Between 2019 and 2023, three other BTK inhibitors gain FDA approval and become available in the U.S.
2021WHO names Johnson & Johnson’s BTK inhibitor to its list of Essential Medicines
This year, the World Health Organization (WHO) includes the company’s BTK inhibitor in its list of “Essential Medicines.” These medicines “are selected with due regard to disease prevalence and public health relevance, evidence of efficacy and safety and comparative cost-effectiveness,” states the WHO on the organization’s website. “They are intended to be available in functioning health systems at all times, in appropriate dosage forms, of assured quality and at prices individuals and health systems can afford.” Johnson & Johnson’s BTK inhibitor has remained on the list ever since.

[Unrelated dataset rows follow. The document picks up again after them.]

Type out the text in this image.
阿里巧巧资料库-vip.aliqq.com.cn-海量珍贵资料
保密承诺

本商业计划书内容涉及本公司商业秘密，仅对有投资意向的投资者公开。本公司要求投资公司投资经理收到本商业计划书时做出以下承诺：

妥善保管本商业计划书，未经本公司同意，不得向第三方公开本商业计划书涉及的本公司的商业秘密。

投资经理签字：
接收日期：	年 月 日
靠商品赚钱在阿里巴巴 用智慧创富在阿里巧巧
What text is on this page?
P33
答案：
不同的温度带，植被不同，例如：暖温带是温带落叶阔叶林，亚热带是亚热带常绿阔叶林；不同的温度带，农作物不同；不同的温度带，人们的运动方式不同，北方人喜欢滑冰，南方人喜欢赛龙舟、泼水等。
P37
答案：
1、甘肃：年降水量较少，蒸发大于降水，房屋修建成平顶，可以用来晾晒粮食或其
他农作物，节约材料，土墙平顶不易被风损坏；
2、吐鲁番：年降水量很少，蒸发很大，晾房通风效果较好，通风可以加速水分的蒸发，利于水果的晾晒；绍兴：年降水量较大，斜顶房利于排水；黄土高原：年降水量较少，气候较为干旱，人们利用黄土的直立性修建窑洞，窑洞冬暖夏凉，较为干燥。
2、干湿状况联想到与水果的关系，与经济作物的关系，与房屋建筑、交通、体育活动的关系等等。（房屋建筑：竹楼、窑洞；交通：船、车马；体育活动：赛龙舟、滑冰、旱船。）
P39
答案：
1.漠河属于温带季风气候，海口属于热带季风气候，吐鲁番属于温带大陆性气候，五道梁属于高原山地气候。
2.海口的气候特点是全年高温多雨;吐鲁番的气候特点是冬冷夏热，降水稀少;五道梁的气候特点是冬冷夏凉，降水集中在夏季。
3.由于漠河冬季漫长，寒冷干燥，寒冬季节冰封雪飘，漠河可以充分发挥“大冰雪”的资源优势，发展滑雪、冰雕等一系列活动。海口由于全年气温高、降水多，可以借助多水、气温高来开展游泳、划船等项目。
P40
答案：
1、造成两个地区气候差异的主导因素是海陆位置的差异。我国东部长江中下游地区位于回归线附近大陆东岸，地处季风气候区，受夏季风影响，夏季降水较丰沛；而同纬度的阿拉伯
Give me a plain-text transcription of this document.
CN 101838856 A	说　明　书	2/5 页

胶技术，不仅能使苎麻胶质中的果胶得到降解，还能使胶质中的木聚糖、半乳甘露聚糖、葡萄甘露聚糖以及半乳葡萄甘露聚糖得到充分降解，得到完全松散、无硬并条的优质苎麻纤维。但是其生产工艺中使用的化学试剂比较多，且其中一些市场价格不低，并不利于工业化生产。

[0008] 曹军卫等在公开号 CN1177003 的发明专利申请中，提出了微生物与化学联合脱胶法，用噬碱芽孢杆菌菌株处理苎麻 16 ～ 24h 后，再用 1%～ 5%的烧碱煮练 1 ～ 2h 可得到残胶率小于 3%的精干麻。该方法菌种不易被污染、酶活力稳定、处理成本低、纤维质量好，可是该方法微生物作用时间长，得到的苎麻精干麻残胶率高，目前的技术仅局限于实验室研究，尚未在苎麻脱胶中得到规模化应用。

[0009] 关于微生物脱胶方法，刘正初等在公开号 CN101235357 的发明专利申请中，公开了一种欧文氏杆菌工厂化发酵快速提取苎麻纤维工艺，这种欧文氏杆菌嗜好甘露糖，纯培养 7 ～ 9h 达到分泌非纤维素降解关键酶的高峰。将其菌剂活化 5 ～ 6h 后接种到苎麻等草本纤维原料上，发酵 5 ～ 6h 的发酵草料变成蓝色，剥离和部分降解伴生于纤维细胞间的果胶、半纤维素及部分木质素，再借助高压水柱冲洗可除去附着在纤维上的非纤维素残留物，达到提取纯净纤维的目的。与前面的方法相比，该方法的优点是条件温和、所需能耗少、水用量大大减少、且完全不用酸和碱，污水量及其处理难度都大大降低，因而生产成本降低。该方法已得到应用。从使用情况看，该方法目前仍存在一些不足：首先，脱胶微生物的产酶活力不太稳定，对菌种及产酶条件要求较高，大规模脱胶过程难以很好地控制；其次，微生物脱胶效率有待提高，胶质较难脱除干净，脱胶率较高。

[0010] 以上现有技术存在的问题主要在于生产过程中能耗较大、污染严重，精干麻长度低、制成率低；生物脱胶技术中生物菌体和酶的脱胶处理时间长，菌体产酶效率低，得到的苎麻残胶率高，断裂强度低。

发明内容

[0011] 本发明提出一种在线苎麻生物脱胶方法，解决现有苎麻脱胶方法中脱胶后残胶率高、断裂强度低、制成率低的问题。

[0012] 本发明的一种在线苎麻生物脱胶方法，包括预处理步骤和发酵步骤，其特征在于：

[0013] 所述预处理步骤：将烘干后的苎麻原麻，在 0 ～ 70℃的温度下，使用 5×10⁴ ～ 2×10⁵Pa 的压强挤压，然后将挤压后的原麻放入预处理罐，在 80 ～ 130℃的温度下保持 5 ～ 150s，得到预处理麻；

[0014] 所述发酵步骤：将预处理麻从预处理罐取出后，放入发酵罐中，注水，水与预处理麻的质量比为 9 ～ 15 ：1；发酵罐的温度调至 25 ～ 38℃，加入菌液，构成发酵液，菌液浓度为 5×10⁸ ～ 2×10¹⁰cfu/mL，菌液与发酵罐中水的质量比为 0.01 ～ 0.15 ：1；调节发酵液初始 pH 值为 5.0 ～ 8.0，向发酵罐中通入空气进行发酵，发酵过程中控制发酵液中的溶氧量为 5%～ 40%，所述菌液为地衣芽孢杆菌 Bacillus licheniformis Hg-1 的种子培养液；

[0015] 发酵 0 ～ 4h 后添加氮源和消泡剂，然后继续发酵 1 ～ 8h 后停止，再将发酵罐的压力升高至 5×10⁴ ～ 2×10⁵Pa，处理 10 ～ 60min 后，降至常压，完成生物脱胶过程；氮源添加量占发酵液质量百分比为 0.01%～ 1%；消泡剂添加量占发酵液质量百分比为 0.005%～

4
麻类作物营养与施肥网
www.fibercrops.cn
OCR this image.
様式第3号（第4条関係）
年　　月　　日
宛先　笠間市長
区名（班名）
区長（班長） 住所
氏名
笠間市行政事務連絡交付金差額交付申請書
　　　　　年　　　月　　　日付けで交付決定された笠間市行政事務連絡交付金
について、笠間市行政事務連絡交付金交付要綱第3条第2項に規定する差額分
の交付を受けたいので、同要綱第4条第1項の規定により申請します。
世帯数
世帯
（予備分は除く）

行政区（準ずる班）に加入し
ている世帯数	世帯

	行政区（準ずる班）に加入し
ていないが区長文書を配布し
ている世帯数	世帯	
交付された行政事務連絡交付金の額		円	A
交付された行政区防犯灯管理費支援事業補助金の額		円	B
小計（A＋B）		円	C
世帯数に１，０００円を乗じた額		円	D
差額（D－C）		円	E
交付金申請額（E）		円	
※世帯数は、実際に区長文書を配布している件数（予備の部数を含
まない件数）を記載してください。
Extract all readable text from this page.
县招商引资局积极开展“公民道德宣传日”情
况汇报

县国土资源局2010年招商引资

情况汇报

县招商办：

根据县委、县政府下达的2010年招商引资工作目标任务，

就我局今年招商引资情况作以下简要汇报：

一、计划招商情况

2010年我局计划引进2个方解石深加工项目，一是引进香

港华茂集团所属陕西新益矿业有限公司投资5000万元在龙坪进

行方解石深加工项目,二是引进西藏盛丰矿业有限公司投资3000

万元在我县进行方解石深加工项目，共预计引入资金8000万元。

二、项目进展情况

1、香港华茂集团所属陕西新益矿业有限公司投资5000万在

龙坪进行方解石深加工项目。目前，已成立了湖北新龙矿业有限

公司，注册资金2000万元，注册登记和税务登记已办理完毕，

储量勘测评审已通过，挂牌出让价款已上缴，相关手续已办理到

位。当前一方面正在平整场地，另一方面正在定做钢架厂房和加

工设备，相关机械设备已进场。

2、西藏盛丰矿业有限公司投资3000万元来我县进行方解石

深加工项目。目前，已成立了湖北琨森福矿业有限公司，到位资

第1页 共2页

2022CLL survival rates increase
Thanks largely to the availability of BTK inhibitors, survival rates for people with CLL continue to improve. A recent study tracked patients for eight years and found that those who are treated with one specific BTK inhibator “have similar survival estimates as age-matched patients in the general population.”
“This was absolutely revolutionary,” says Chaudhuri. “There are very few disease states where we can say a treatment has the potential to restore normal life expectancy.”
2024Scientists work to move from treatment to cures
While the advent of BTK inhibitors has redefined what it means to live with CLL, Johnson & Johnson scientists are continuing to innovate.
“While we have significantly improved survival and outcome, we are working on the next generation of treatment modalities that will help us move toward cures,” says Wildgust. “Our work is not done yet.”
“We are focused on working toward a functional cure with a finite period of treatment so patients won’t experience a lifetime of taking medication,” adds Chaudhuri. “Striving to deliver curative regimens is fundamental to our vision.”